CMStatistics 2022: Start Registration
View Submission - CMStatistics
Title: Unsupervised topic identification in large short text corpora using mixture models Authors:  Jocelyn Mazarura - University of Pretoria (South Africa) [presenting]
Alta De waal - University of Pretoria (South Africa)
Pieter De Villiers - University of Pretoria (South Africa)
Abstract: Topic modelling is a subfield of natural language processing whose objective is to discover latent topics in large unlabelled corpora. Over the years, short texts, such as tweets and reviews, have become increasingly relevant due to the growing popularity of social media and online shopping. Traditional topic models assume that a document is generated from multiple topics.

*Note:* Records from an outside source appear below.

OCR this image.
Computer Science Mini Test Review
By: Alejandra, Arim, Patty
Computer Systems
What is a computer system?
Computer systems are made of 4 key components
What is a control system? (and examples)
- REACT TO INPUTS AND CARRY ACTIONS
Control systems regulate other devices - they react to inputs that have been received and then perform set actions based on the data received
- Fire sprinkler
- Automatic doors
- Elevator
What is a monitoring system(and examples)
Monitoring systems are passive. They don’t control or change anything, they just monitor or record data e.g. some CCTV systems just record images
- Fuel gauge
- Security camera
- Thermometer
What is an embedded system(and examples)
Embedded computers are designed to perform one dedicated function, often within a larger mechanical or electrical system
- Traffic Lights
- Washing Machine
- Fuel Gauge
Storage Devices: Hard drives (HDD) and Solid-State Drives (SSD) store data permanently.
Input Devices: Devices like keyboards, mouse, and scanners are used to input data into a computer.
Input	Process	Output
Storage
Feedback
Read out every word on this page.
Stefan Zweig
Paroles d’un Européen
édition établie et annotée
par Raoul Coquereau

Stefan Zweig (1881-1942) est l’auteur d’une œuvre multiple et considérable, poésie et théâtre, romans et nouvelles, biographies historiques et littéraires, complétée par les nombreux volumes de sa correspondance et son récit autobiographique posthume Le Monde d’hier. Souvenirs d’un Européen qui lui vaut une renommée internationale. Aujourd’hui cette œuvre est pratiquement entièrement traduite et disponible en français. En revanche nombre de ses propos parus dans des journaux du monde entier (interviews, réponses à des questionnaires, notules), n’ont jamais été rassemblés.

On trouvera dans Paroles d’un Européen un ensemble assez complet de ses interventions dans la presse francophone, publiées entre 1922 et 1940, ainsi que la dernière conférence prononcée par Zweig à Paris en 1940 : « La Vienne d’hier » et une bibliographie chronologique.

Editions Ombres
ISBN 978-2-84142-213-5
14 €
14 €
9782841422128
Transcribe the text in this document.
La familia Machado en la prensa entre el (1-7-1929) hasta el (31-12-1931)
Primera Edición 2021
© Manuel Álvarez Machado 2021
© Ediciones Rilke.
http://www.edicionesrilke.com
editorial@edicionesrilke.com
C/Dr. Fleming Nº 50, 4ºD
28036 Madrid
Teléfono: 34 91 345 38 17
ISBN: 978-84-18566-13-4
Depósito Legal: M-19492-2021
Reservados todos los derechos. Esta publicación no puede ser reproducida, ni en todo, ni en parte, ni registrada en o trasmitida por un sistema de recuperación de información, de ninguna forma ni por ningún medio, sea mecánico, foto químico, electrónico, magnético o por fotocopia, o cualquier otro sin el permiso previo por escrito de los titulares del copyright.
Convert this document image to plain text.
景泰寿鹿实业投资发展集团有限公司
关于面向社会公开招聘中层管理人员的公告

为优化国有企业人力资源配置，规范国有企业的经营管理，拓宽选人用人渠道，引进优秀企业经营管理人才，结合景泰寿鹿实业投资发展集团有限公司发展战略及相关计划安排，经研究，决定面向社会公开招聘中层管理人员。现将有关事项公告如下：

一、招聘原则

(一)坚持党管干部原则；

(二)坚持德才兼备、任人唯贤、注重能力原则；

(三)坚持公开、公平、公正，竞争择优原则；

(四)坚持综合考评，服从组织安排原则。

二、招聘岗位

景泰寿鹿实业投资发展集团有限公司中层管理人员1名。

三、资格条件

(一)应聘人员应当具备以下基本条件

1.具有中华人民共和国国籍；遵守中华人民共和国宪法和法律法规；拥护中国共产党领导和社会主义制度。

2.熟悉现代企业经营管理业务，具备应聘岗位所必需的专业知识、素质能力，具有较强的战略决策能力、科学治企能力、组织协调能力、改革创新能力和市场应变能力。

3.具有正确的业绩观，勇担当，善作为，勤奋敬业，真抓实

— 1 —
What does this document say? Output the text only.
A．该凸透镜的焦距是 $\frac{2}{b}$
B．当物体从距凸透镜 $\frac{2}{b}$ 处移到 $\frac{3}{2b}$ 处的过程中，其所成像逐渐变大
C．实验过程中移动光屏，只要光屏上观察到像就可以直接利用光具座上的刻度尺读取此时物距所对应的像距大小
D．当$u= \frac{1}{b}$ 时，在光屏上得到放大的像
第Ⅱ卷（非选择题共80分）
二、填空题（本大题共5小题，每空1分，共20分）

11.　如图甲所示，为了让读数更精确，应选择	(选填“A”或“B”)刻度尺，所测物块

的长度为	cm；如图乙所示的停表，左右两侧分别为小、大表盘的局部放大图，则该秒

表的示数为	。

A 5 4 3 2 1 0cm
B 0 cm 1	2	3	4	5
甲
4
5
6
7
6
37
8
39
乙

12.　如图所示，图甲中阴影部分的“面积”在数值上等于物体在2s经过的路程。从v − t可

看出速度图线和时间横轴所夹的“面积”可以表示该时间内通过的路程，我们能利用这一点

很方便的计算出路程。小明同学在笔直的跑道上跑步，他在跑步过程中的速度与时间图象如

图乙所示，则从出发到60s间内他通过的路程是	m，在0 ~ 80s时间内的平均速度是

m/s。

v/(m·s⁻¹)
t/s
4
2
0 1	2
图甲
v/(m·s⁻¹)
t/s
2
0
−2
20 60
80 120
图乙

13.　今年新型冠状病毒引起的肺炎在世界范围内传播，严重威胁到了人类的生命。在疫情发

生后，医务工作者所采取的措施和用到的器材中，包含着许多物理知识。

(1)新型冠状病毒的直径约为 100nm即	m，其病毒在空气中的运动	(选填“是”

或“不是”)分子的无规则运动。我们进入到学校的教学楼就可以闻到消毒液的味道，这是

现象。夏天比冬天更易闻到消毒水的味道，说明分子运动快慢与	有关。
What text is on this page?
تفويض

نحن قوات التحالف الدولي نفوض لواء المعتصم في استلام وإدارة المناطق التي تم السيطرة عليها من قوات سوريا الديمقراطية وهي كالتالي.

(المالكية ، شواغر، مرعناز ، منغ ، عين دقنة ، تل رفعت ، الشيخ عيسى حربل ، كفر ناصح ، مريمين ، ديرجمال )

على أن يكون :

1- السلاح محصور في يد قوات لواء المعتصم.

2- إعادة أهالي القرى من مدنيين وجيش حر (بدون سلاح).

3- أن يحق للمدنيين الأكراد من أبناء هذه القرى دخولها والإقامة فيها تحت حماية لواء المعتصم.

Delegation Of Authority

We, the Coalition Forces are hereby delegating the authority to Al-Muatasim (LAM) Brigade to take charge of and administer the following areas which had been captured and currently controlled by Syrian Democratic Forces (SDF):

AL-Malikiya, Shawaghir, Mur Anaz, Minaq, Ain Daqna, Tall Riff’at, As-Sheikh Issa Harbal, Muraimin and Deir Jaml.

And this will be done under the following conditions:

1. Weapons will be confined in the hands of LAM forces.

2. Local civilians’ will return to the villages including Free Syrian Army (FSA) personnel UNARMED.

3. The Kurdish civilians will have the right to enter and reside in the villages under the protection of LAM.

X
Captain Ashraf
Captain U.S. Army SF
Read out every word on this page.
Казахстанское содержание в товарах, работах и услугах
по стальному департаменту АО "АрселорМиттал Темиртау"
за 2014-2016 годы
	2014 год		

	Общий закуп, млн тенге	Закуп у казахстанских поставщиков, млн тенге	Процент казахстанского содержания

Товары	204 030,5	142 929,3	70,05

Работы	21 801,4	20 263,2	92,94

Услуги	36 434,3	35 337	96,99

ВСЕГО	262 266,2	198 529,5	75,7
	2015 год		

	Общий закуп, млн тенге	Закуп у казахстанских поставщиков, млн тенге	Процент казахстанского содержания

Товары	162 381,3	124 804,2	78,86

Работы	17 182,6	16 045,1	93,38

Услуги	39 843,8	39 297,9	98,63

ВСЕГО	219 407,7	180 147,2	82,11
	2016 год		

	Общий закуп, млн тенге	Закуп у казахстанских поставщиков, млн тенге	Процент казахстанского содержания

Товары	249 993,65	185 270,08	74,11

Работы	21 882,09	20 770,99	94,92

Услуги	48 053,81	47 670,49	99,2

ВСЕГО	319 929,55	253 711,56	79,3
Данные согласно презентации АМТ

Whilst this assumption may be acceptable for long texts, such as e-books and news articles, many studies have shown that the one-topic-per-document assumption imposed by mixture models, such as the Dirichlet-multinomial mixture (DMM) model, fits short texts better. Most topic models are constructed under the assumption that documents follow a multinomial distribution. The Poisson distribution is an alternative distribution to describe the probability of count data. It has been successfully applied in text classification, but its application to topic modelling is not well documented, specifically in the context of a generative probabilistic model. The main contributions are a new Gamma-Poisson mixture (GPM) model and a collapsed Gibbs sampler, which enables the model to learn the number of topics contained in the corpus automatically. The results show that the GPM performs better than the DMM at selecting the number of topics in labelled corpora. Furthermore, the GPM produces better topic coherence scores, thus making it a viable option for the challenging task of topic modelling of short text.